Diplomacia criptográfica
Diante desta situação, Trump busca fazer o que muitos na comunidade já chamam de “criptodiplomacia”. Em suma, começar a liderar iniciativas internacionais para estabelecer padrões globais na regulação, uso de criptomoedas e geração de infraestrutura para criptomoedas públicas e privadas.
E Trump deixa isso bem claro em sua mensagem no Truth Social: se quisermos estar na vanguarda da criptografia, é necessário investir na infraestrutura necessária para apoiar uma economia baseada em criptomoeda, incluindo melhorias na rede elétrica e no Internet. Além de financiar programas de P&D em universidades e laboratórios nacionais focados em tecnologia blockchain e criptomoedas.

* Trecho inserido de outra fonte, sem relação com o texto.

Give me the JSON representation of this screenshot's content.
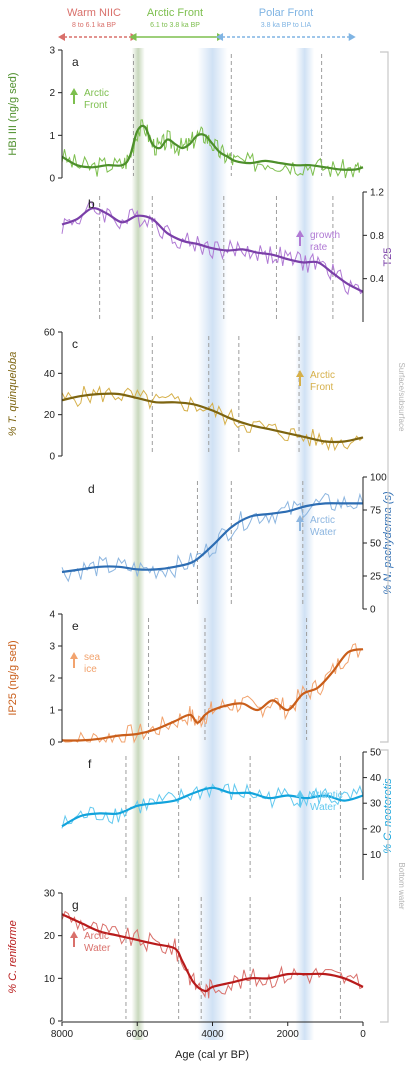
{
  "figure": {
    "x_axis_label": "Age (cal yr BP)",
    "x_ticks": [
      8000,
      6000,
      4000,
      2000,
      0
    ],
    "xlim": [
      8000,
      0
    ]
  },
  "phases": [
    {
      "title": "Warm NIIC",
      "range": "8 to 6.1 ka BP",
      "color": "#d9706b",
      "start": 8000,
      "end": 6100
    },
    {
      "title": "Arctic Front",
      "range": "6.1 to 3.8 ka BP",
      "color": "#7dbf4e",
      "start": 6100,
      "end": 3800
    },
    {
      "title": "Polar Front",
      "range": "3.8 ka BP to LIA",
      "color": "#7fb4e3",
      "start": 3800,
      "end": 300
    }
  ],
  "shading": [
    {
      "start": 6150,
      "end": 5800,
      "color": "#9cb887"
    },
    {
      "start": 4400,
      "end": 3600,
      "color": "#a9c9ec"
    },
    {
      "start": 1800,
      "end": 1300,
      "color": "#a9c9ec"
    }
  ],
  "brackets": [
    {
      "label": "Surface/subsurface"
    },
    {
      "label": "Bottom water"
    }
  ],
  "chart_data": [
    {
      "type": "line",
      "letter": "a",
      "ylabel": "HBI III (ng/g sed)",
      "color": "#7dbf4e",
      "smooth_color": "#4d8f2b",
      "ylim": [
        0,
        3
      ],
      "yticks": [
        0,
        1,
        2,
        3
      ],
      "annotation": [
        "Arctic",
        "Front"
      ],
      "dashed_lines": [
        6100,
        3500,
        1100
      ],
      "series": [
        {
          "x": [
            8000,
            7600,
            7200,
            6800,
            6400,
            6200,
            6000,
            5800,
            5600,
            5400,
            5200,
            5000,
            4800,
            4600,
            4400,
            4200,
            4000,
            3800,
            3600,
            3400,
            3000,
            2600,
            2200,
            1800,
            1400,
            1000,
            600,
            200,
            0
          ],
          "y": [
            0.5,
            0.3,
            0.25,
            0.3,
            0.3,
            0.5,
            1.1,
            1.2,
            0.8,
            0.7,
            0.9,
            0.8,
            0.7,
            0.8,
            1.0,
            1.0,
            0.8,
            0.6,
            0.5,
            0.4,
            0.35,
            0.4,
            0.35,
            0.3,
            0.3,
            0.25,
            0.2,
            0.2,
            0.25
          ]
        }
      ]
    },
    {
      "type": "line",
      "letter": "b",
      "ylabel": "T25",
      "color": "#b07ad4",
      "smooth_color": "#7a3fa8",
      "ylim": [
        0,
        1.2
      ],
      "yticks": [
        0.4,
        0.8,
        1.2
      ],
      "annotation": [
        "growth",
        "rate"
      ],
      "dashed_lines": [
        7000,
        5600,
        3700,
        2300,
        800
      ],
      "series": [
        {
          "x": [
            8000,
            7600,
            7200,
            6800,
            6400,
            6000,
            5600,
            5200,
            4800,
            4400,
            4000,
            3600,
            3200,
            2800,
            2400,
            2000,
            1600,
            1200,
            800,
            400,
            0
          ],
          "y": [
            0.9,
            0.95,
            1.05,
            1.0,
            0.92,
            0.98,
            0.95,
            0.82,
            0.75,
            0.72,
            0.68,
            0.66,
            0.67,
            0.64,
            0.62,
            0.58,
            0.55,
            0.55,
            0.45,
            0.35,
            0.28
          ]
        }
      ]
    },
    {
      "type": "line",
      "letter": "c",
      "ylabel": "% T. quinqueloba",
      "color": "#d6b04a",
      "smooth_color": "#7d6410",
      "ylim": [
        0,
        60
      ],
      "yticks": [
        0,
        20,
        40,
        60
      ],
      "annotation": [
        "Arctic",
        "Front"
      ],
      "dashed_lines": [
        5600,
        4100,
        3300,
        1700
      ],
      "series": [
        {
          "x": [
            8000,
            7500,
            7000,
            6500,
            6000,
            5500,
            5000,
            4500,
            4000,
            3500,
            3000,
            2500,
            2000,
            1500,
            1000,
            500,
            0
          ],
          "y": [
            27,
            29,
            30,
            30,
            28,
            26,
            26,
            25,
            22,
            18,
            15,
            13,
            11,
            9,
            7,
            7,
            9
          ]
        }
      ]
    },
    {
      "type": "line",
      "letter": "d",
      "ylabel": "% N. pachyderma (s)",
      "color": "#8db6e0",
      "smooth_color": "#2d6db3",
      "ylim": [
        0,
        100
      ],
      "yticks": [
        0,
        25,
        50,
        75,
        100
      ],
      "annotation": [
        "Arctic",
        "Water"
      ],
      "dashed_lines": [
        4400,
        3500,
        1600
      ],
      "series": [
        {
          "x": [
            8000,
            7500,
            7000,
            6500,
            6000,
            5500,
            5000,
            4500,
            4000,
            3500,
            3000,
            2500,
            2000,
            1500,
            1000,
            500,
            0
          ],
          "y": [
            28,
            30,
            32,
            32,
            30,
            30,
            32,
            36,
            48,
            62,
            70,
            72,
            74,
            78,
            80,
            80,
            80
          ]
        }
      ]
    },
    {
      "type": "line",
      "letter": "e",
      "ylabel": "IP25 (ng/g sed)",
      "color": "#f2a36e",
      "smooth_color": "#c95e1a",
      "ylim": [
        0,
        4
      ],
      "yticks": [
        0,
        1,
        2,
        3,
        4
      ],
      "annotation": [
        "sea",
        "ice"
      ],
      "dashed_lines": [
        5700,
        4200,
        1500
      ],
      "series": [
        {
          "x": [
            8000,
            7500,
            7000,
            6500,
            6000,
            5500,
            5000,
            4600,
            4400,
            4200,
            4000,
            3600,
            3200,
            2800,
            2400,
            2000,
            1600,
            1200,
            800,
            400,
            0
          ],
          "y": [
            0.05,
            0.05,
            0.1,
            0.2,
            0.25,
            0.4,
            0.65,
            0.85,
            0.6,
            0.85,
            1.0,
            1.15,
            1.2,
            1.0,
            1.3,
            1.0,
            1.5,
            1.7,
            2.2,
            2.8,
            2.9
          ]
        }
      ]
    },
    {
      "type": "line",
      "letter": "f",
      "ylabel": "% C. neoteretis",
      "color": "#63c9ef",
      "smooth_color": "#12a3dc",
      "ylim": [
        0,
        50
      ],
      "yticks": [
        10,
        20,
        30,
        40,
        50
      ],
      "annotation": [
        "Atlantic",
        "Water"
      ],
      "dashed_lines": [
        6300,
        4900,
        3000,
        600
      ],
      "series": [
        {
          "x": [
            8000,
            7500,
            7000,
            6500,
            6000,
            5500,
            5000,
            4500,
            4000,
            3500,
            3000,
            2500,
            2000,
            1500,
            1000,
            500,
            0
          ],
          "y": [
            21,
            25,
            26,
            26,
            29,
            30,
            31,
            34,
            36,
            34,
            34,
            32,
            33,
            32,
            33,
            31,
            33
          ]
        }
      ]
    },
    {
      "type": "line",
      "letter": "g",
      "ylabel": "% C. reniforme",
      "color": "#d9706b",
      "smooth_color": "#b81b1b",
      "ylim": [
        0,
        30
      ],
      "yticks": [
        0,
        10,
        20,
        30
      ],
      "annotation": [
        "Arctic",
        "Water"
      ],
      "dashed_lines": [
        6300,
        4900,
        4300,
        3000,
        600
      ],
      "series": [
        {
          "x": [
            8000,
            7500,
            7000,
            6500,
            6000,
            5500,
            5000,
            4800,
            4500,
            4200,
            4000,
            3500,
            3000,
            2500,
            2000,
            1500,
            1000,
            500,
            0
          ],
          "y": [
            25,
            23,
            21,
            20,
            19,
            18,
            17,
            14,
            9,
            7,
            8,
            9,
            10,
            10,
            11,
            11,
            11,
            10,
            8
          ]
        }
      ]
    }
  ]
}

Dessa forma, ganhar-se-ia força e prestígio naquele setor, e serviria também para dar um novo ponto de sustentação ao dólar por meio do Bitcoin. Na verdade, esta é uma possibilidade que segue a linha de propostas semelhantes de outros políticos como Vivek Ramaswamy e Robert F. Kennedy Jr.

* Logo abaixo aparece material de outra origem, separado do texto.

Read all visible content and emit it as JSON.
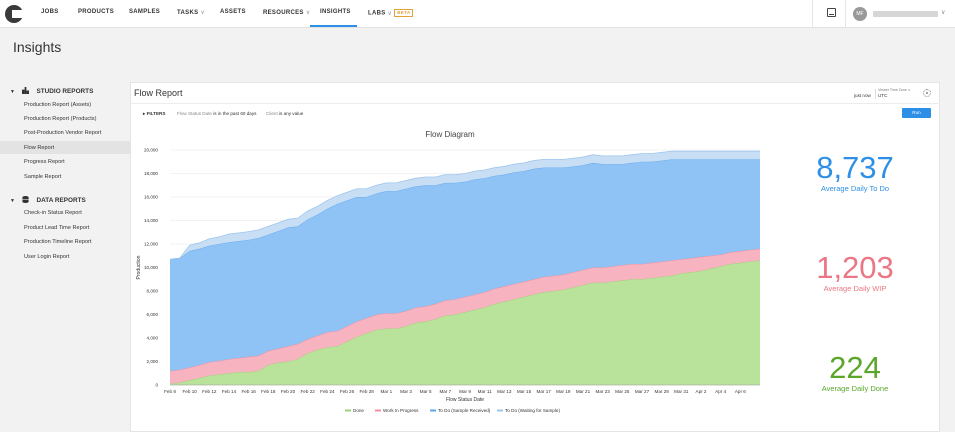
{
  "nav": {
    "items": [
      {
        "label": "JOBS",
        "dropdown": false
      },
      {
        "label": "PRODUCTS",
        "dropdown": false
      },
      {
        "label": "SAMPLES",
        "dropdown": false
      },
      {
        "label": "TASKS",
        "dropdown": true
      },
      {
        "label": "ASSETS",
        "dropdown": false
      },
      {
        "label": "RESOURCES",
        "dropdown": true
      },
      {
        "label": "INSIGHTS",
        "dropdown": false
      },
      {
        "label": "LABS",
        "dropdown": true
      }
    ],
    "active": "INSIGHTS",
    "labs_badge": "BETA",
    "avatar_initials": "MF",
    "accent_color": "#2e8fe6"
  },
  "page": {
    "title": "Insights"
  },
  "sidebar": {
    "sections": [
      {
        "title": "STUDIO REPORTS",
        "items": [
          "Production Report (Assets)",
          "Production Report (Products)",
          "Post-Production Vendor Report",
          "Flow Report",
          "Progress Report",
          "Sample Report"
        ]
      },
      {
        "title": "DATA REPORTS",
        "items": [
          "Check-in Status Report",
          "Product Lead Time Report",
          "Production Timeline Report",
          "User Login Report"
        ]
      }
    ],
    "active_item": "Flow Report"
  },
  "report": {
    "title": "Flow Report",
    "refreshed": "just now",
    "timezone_label": "Viewer Time Zone",
    "timezone_value": "UTC",
    "filters_label": "FILTERS",
    "filter_1": {
      "field": "Flow Status Date",
      "op": "is in the past 60 days"
    },
    "filter_2": {
      "field": "Client",
      "op": "is any value"
    },
    "run_label": "Run"
  },
  "chart_data": {
    "type": "area",
    "title": "Flow Diagram",
    "xlabel": "Flow Status Date",
    "ylabel": "Production",
    "ylim": [
      0,
      20000
    ],
    "yticks": [
      0,
      2000,
      4000,
      6000,
      8000,
      10000,
      12000,
      14000,
      16000,
      18000,
      20000
    ],
    "ytick_labels": [
      "0",
      "2,000",
      "4,000",
      "6,000",
      "8,000",
      "10,000",
      "12,000",
      "14,000",
      "16,000",
      "18,000",
      "20,000"
    ],
    "x_tick_labels": [
      "Feb 8",
      "Feb 10",
      "Feb 12",
      "Feb 14",
      "Feb 16",
      "Feb 18",
      "Feb 20",
      "Feb 22",
      "Feb 24",
      "Feb 26",
      "Feb 28",
      "Mar 1",
      "Mar 3",
      "Mar 5",
      "Mar 7",
      "Mar 9",
      "Mar 11",
      "Mar 13",
      "Mar 15",
      "Mar 17",
      "Mar 19",
      "Mar 21",
      "Mar 23",
      "Mar 25",
      "Mar 27",
      "Mar 29",
      "Mar 31",
      "Apr 2",
      "Apr 4",
      "Apr 6"
    ],
    "stacked": true,
    "grid": true,
    "legend_position": "bottom",
    "series": [
      {
        "name": "Done",
        "color": "#b9e39a",
        "line": "#9bd277",
        "values": [
          100,
          200,
          400,
          600,
          800,
          900,
          1000,
          1100,
          1100,
          1200,
          1700,
          1900,
          2000,
          2200,
          2700,
          3000,
          3200,
          3300,
          3700,
          4100,
          4400,
          4700,
          4800,
          4800,
          5000,
          5300,
          5400,
          5600,
          5900,
          6000,
          6200,
          6400,
          6600,
          6900,
          7100,
          7300,
          7500,
          7700,
          7900,
          8000,
          8100,
          8300,
          8500,
          8700,
          8700,
          8800,
          8900,
          9000,
          9000,
          9100,
          9200,
          9300,
          9500,
          9600,
          9700,
          9900,
          10100,
          10300,
          10400,
          10500,
          10600
        ]
      },
      {
        "name": "Work In Progress",
        "color": "#f7b3bf",
        "line": "#f08c9d",
        "values": [
          1100,
          1100,
          1100,
          1100,
          1150,
          1150,
          1200,
          1200,
          1300,
          1300,
          1200,
          1200,
          1300,
          1300,
          1200,
          1200,
          1300,
          1300,
          1300,
          1300,
          1300,
          1300,
          1300,
          1300,
          1300,
          1300,
          1300,
          1300,
          1300,
          1300,
          1300,
          1300,
          1300,
          1300,
          1300,
          1300,
          1300,
          1300,
          1300,
          1300,
          1300,
          1300,
          1300,
          1300,
          1300,
          1300,
          1300,
          1300,
          1300,
          1300,
          1300,
          1300,
          1200,
          1200,
          1200,
          1100,
          1000,
          1000,
          1000,
          1000,
          1000
        ]
      },
      {
        "name": "To Do (Sample Received)",
        "color": "#8fc3f5",
        "line": "#5aa6ee",
        "values": [
          9500,
          9500,
          9900,
          9900,
          9900,
          9950,
          9950,
          9950,
          9950,
          10000,
          9900,
          10000,
          10100,
          10000,
          10200,
          10300,
          10500,
          10800,
          10700,
          10600,
          10300,
          10300,
          10400,
          10400,
          10400,
          10300,
          10300,
          10100,
          10000,
          9900,
          9800,
          9800,
          9700,
          9600,
          9500,
          9500,
          9400,
          9400,
          9300,
          9200,
          9100,
          9000,
          8900,
          8900,
          8800,
          8700,
          8600,
          8600,
          8700,
          8600,
          8600,
          8600,
          8500,
          8400,
          8300,
          8200,
          8100,
          7900,
          7800,
          7700,
          7600
        ]
      },
      {
        "name": "To Do (Waiting for Sample)",
        "color": "#c8def4",
        "line": "#9ec6ec",
        "values": [
          0,
          0,
          500,
          500,
          600,
          600,
          700,
          700,
          700,
          700,
          700,
          700,
          700,
          700,
          700,
          700,
          700,
          700,
          700,
          700,
          700,
          700,
          700,
          700,
          700,
          700,
          700,
          700,
          700,
          700,
          700,
          700,
          700,
          700,
          700,
          700,
          700,
          700,
          700,
          700,
          700,
          700,
          700,
          700,
          700,
          700,
          700,
          700,
          700,
          700,
          700,
          700,
          700,
          700,
          700,
          700,
          700,
          700,
          700,
          700,
          700
        ]
      }
    ]
  },
  "kpis": [
    {
      "value": "8,737",
      "label": "Average Daily To Do",
      "color": "#2e8fe6"
    },
    {
      "value": "1,203",
      "label": "Average Daily WIP",
      "color": "#ec7684"
    },
    {
      "value": "224",
      "label": "Average Daily Done",
      "color": "#5aa72a"
    }
  ]
}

Outra voz relevante no ecossistema que também tem ecoado essa “criptodiplomacia” é o conhecido bitcoiner Max Keiser, que desde 2019 fala sobre o que chama de: “Global Hash War”, uma guerra por procuração onde grandes países lutarão pela melhor estratégia para controlar o ecossistema criptográfico, as economias e as finanças que são construídas sobre eles.
Uma mudança paradigmática
Assim, a proposta de Donald Trump de considerar o Bitcoin como um ativo de reserva estratégica representa uma mudança paradigmática na política económica e tecnológica dos Estados Unidos. Embora enfrente desafios significativos, também oferece oportunidades únicas para o país manter a sua liderança na era digital.

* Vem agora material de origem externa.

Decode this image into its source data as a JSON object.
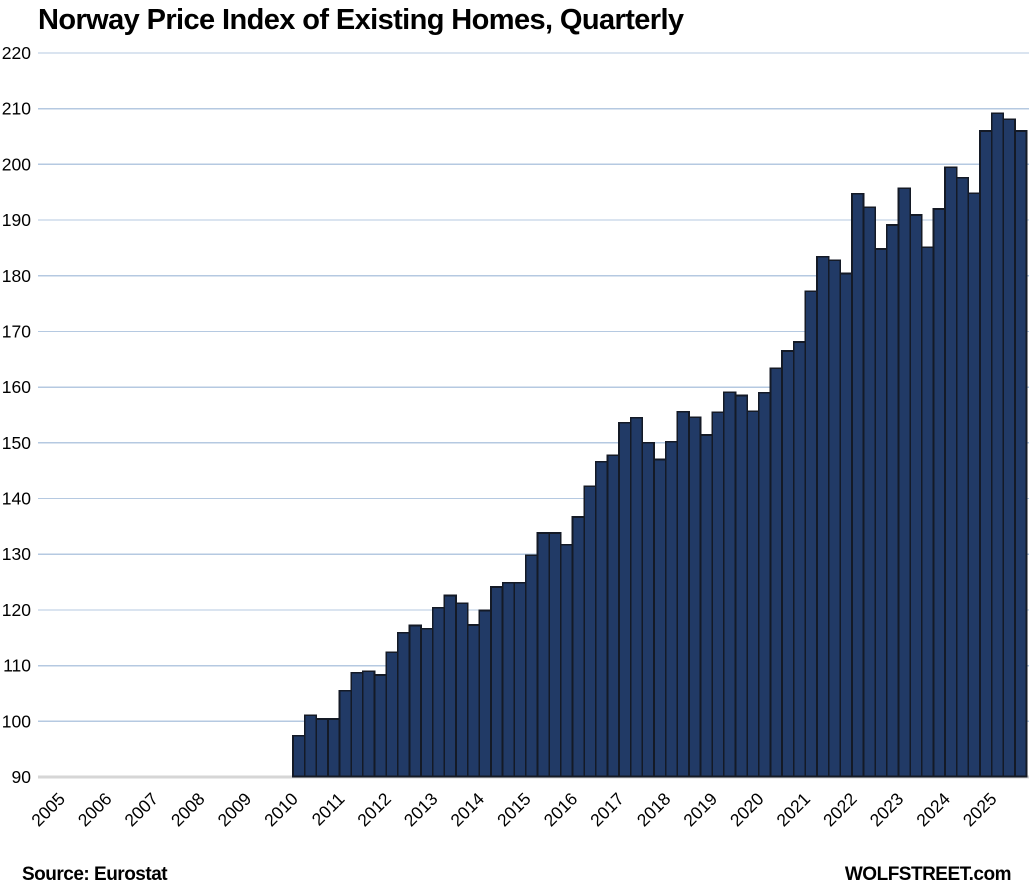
{
  "title": "Norway Price Index of Existing Homes, Quarterly",
  "footer": {
    "source": "Source: Eurostat",
    "brand": "WOLFSTREET.com"
  },
  "colors": {
    "bar_fill": "#213a66",
    "bar_border": "#141a26",
    "gridline": "#b5c9e1",
    "baseline": "#d6d6d6",
    "text": "#000000"
  },
  "chart_data": {
    "type": "bar",
    "title": "Norway Price Index of Existing Homes, Quarterly",
    "xlabel": "",
    "ylabel": "",
    "ylim": [
      90,
      220
    ],
    "ytick_step": 10,
    "yticks": [
      90,
      100,
      110,
      120,
      130,
      140,
      150,
      160,
      170,
      180,
      190,
      200,
      210,
      220
    ],
    "xticks": [
      2005,
      2006,
      2007,
      2008,
      2009,
      2010,
      2011,
      2012,
      2013,
      2014,
      2015,
      2016,
      2017,
      2018,
      2019,
      2020,
      2021,
      2022,
      2023,
      2024,
      2025
    ],
    "grid": "horizontal",
    "legend": "none",
    "x": [
      "2010 Q1",
      "2010 Q2",
      "2010 Q3",
      "2010 Q4",
      "2011 Q1",
      "2011 Q2",
      "2011 Q3",
      "2011 Q4",
      "2012 Q1",
      "2012 Q2",
      "2012 Q3",
      "2012 Q4",
      "2013 Q1",
      "2013 Q2",
      "2013 Q3",
      "2013 Q4",
      "2014 Q1",
      "2014 Q2",
      "2014 Q3",
      "2014 Q4",
      "2015 Q1",
      "2015 Q2",
      "2015 Q3",
      "2015 Q4",
      "2016 Q1",
      "2016 Q2",
      "2016 Q3",
      "2016 Q4",
      "2017 Q1",
      "2017 Q2",
      "2017 Q3",
      "2017 Q4",
      "2018 Q1",
      "2018 Q2",
      "2018 Q3",
      "2018 Q4",
      "2019 Q1",
      "2019 Q2",
      "2019 Q3",
      "2019 Q4",
      "2020 Q1",
      "2020 Q2",
      "2020 Q3",
      "2020 Q4",
      "2021 Q1",
      "2021 Q2",
      "2021 Q3",
      "2021 Q4",
      "2022 Q1",
      "2022 Q2",
      "2022 Q3",
      "2022 Q4",
      "2023 Q1",
      "2023 Q2",
      "2023 Q3",
      "2023 Q4",
      "2024 Q1",
      "2024 Q2",
      "2024 Q3",
      "2024 Q4",
      "2025 Q1",
      "2025 Q2",
      "2025 Q3"
    ],
    "values": [
      97.4,
      101.1,
      100.4,
      100.4,
      105.5,
      108.7,
      109.0,
      108.3,
      112.4,
      115.9,
      117.2,
      116.6,
      120.4,
      122.6,
      121.2,
      117.3,
      119.9,
      124.1,
      124.9,
      124.9,
      129.8,
      133.8,
      133.8,
      131.7,
      136.7,
      142.2,
      146.6,
      147.8,
      153.6,
      154.5,
      150.0,
      147.0,
      150.2,
      155.6,
      154.6,
      151.4,
      155.5,
      159.1,
      158.5,
      155.7,
      159.0,
      163.4,
      166.5,
      168.1,
      177.2,
      183.4,
      182.8,
      180.4,
      194.7,
      192.3,
      184.8,
      189.1,
      195.7,
      190.9,
      185.1,
      192.0,
      199.5,
      197.6,
      194.8,
      206.0,
      209.2,
      208.1,
      206.0
    ]
  }
}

A implementação desta visão exigiria uma abordagem cuidadosa e equilibrada, considerando tanto os benefícios potenciais como os riscos associados. No entanto, se for executado com sucesso, poderá redefinir o papel dos Estados Unidos na economia global do século XXI e garantir a sua posição como líder na revolução financeira digital.
Em última análise, a proposta de Trump abriu um debate crucial sobre o futuro das finanças globais e o papel das criptomoedas na estratégia económica nacional. Independentemente do resultado das eleições de 2024, é provável que estas conversações continuem a moldar a política económica e tecnológica dos EUA nos próximos anos.
A adoção do Bitcoin como ativo de reserva estratégica pelos Estados Unidos seria um passo ousado e transformador que poderia ter ramificações de longo alcance na economia global e na geopolítica. Enquanto o mundo observa de perto, o debate sobre o papel do Bitcoin na estratégia nacional dos EUA promete ser um dos tópicos mais fascinantes e consequentes nos próximos anos.